Alex shook his head. “And how would you know that?”
“I just know.”
“Sure, whatever, that homeless man that we saw up in San Francisco, he was at the scene of the crime. He had to have been. Maybe he wasn't swinging the hammer, but they were in it together.”
“He and Arnie the Hammer…”
“What are we, a broken record? That's what I've been trying to say, man.”
“Alex, do you remember the last time we were together?”
“Of course, you drove me to LAX.”
“No, not that; I mean the last time we were really together, long before we reconnected this summer at that biker bar outside of Vegas. Think back. It was the summer of 2001.”
Parker's eyes drifted into the not-so distant past. “Yeah, we had dinner at Hoff's Hutt on PCH, Long Beach. That was back when they were still open twenty-four hours. Elise was there.”

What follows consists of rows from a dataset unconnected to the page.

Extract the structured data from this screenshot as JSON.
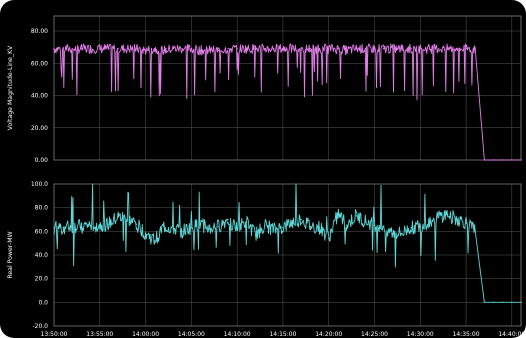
{
  "chart_data": [
    {
      "type": "line",
      "ylabel": "Voltage Magnitude-Line_KV",
      "ylim": [
        0,
        90
      ],
      "yticks": [
        "80.00",
        "60.00",
        "40.00",
        "20.00",
        "0.00"
      ],
      "ytick_values": [
        80,
        60,
        40,
        20,
        0
      ],
      "grid": true,
      "color": "#e27ee8",
      "series": [
        {
          "x": [
            "13:50:00",
            "13:51:00",
            "13:52:00",
            "13:53:00",
            "13:54:00",
            "13:55:00",
            "13:56:00",
            "13:57:00",
            "13:58:00",
            "13:59:00",
            "14:00:00",
            "14:01:00",
            "14:02:00",
            "14:03:00",
            "14:04:00",
            "14:05:00",
            "14:06:00",
            "14:07:00",
            "14:08:00",
            "14:09:00",
            "14:10:00",
            "14:11:00",
            "14:12:00",
            "14:13:00",
            "14:14:00",
            "14:15:00",
            "14:16:00",
            "14:17:00",
            "14:18:00",
            "14:19:00",
            "14:20:00",
            "14:21:00",
            "14:22:00",
            "14:23:00",
            "14:24:00",
            "14:25:00",
            "14:26:00",
            "14:27:00",
            "14:28:00",
            "14:29:00",
            "14:30:00",
            "14:31:00",
            "14:32:00",
            "14:33:00",
            "14:34:00",
            "14:35:00",
            "14:36:00",
            "14:37:00",
            "14:38:00",
            "14:39:00",
            "14:40:00",
            "14:41:00"
          ],
          "y": [
            69,
            69,
            69,
            69,
            69,
            69,
            69,
            69,
            69,
            69,
            68,
            69,
            68,
            69,
            69,
            69,
            68,
            68,
            68,
            69,
            69,
            69,
            69,
            69,
            69,
            69,
            69,
            69,
            69,
            69,
            69,
            69,
            68,
            69,
            69,
            69,
            69,
            69,
            69,
            69,
            69,
            69,
            69,
            69,
            69,
            69,
            69,
            0,
            0,
            0,
            0,
            0
          ]
        }
      ]
    },
    {
      "type": "line",
      "ylabel": "Real Power-MW",
      "ylim": [
        -20,
        100
      ],
      "yticks": [
        "100.0",
        "80.0",
        "60.0",
        "40.0",
        "20.0",
        "0.0",
        "-20.0"
      ],
      "ytick_values": [
        100,
        80,
        60,
        40,
        20,
        0,
        -20
      ],
      "grid": true,
      "color": "#5ed8d6",
      "xlabels": [
        "13:50:00",
        "13:55:00",
        "14:00:00",
        "14:05:00",
        "14:10:00",
        "14:15:00",
        "14:20:00",
        "14:25:00",
        "14:30:00",
        "14:35:00",
        "14:40:00"
      ],
      "series": [
        {
          "x": [
            "13:50:00",
            "13:51:00",
            "13:52:00",
            "13:53:00",
            "13:54:00",
            "13:55:00",
            "13:56:00",
            "13:57:00",
            "13:58:00",
            "13:59:00",
            "14:00:00",
            "14:01:00",
            "14:02:00",
            "14:03:00",
            "14:04:00",
            "14:05:00",
            "14:06:00",
            "14:07:00",
            "14:08:00",
            "14:09:00",
            "14:10:00",
            "14:11:00",
            "14:12:00",
            "14:13:00",
            "14:14:00",
            "14:15:00",
            "14:16:00",
            "14:17:00",
            "14:18:00",
            "14:19:00",
            "14:20:00",
            "14:21:00",
            "14:22:00",
            "14:23:00",
            "14:24:00",
            "14:25:00",
            "14:26:00",
            "14:27:00",
            "14:28:00",
            "14:29:00",
            "14:30:00",
            "14:31:00",
            "14:32:00",
            "14:33:00",
            "14:34:00",
            "14:35:00",
            "14:36:00",
            "14:37:00",
            "14:38:00",
            "14:39:00",
            "14:40:00",
            "14:41:00"
          ],
          "y": [
            63,
            63,
            64,
            64,
            65,
            65,
            66,
            72,
            70,
            66,
            58,
            52,
            64,
            62,
            60,
            63,
            66,
            62,
            64,
            70,
            62,
            68,
            57,
            65,
            61,
            63,
            67,
            70,
            64,
            63,
            54,
            75,
            65,
            73,
            68,
            65,
            64,
            58,
            58,
            63,
            64,
            68,
            72,
            74,
            70,
            67,
            60,
            0,
            0,
            0,
            0,
            0
          ]
        }
      ]
    }
  ]
}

“Uh-huh. Our relationship was strained even then, yours and mine. And what did we talk about?”
Alex sighed with an ever growing impatience. “My father's gambling debts. It was a week or two before his murder, and his fingers had been busted earlier that summer; his kneecaps too. I remember Elise showed some real concern. She said she could help. I laughed it off and asked her if she had a hundred grand in spare change, which she didn't.”
My eyes lit up. I said: “My point exactly. It was Elise.”
Yes, Elise sent him, I thought to myself. It was truly a revelatory moment. Her imaginary childhood friend rescued dumb-ass from receiving the punishment reserved for his father. That's why he was there, not to kill anyone, but to look out for him, to save the wild ass from destruction.
There was no use asking my wife about it. She'd deny everything, but only because she probably didn't believe it herself. I had to remind myself that a logical thinker in the western tradition couldn't possibly believe in something so far-reaching. I wasn't even sure I believed it. But I was well beyond self-doubt about my own sanity, and it was a working theory, anyways.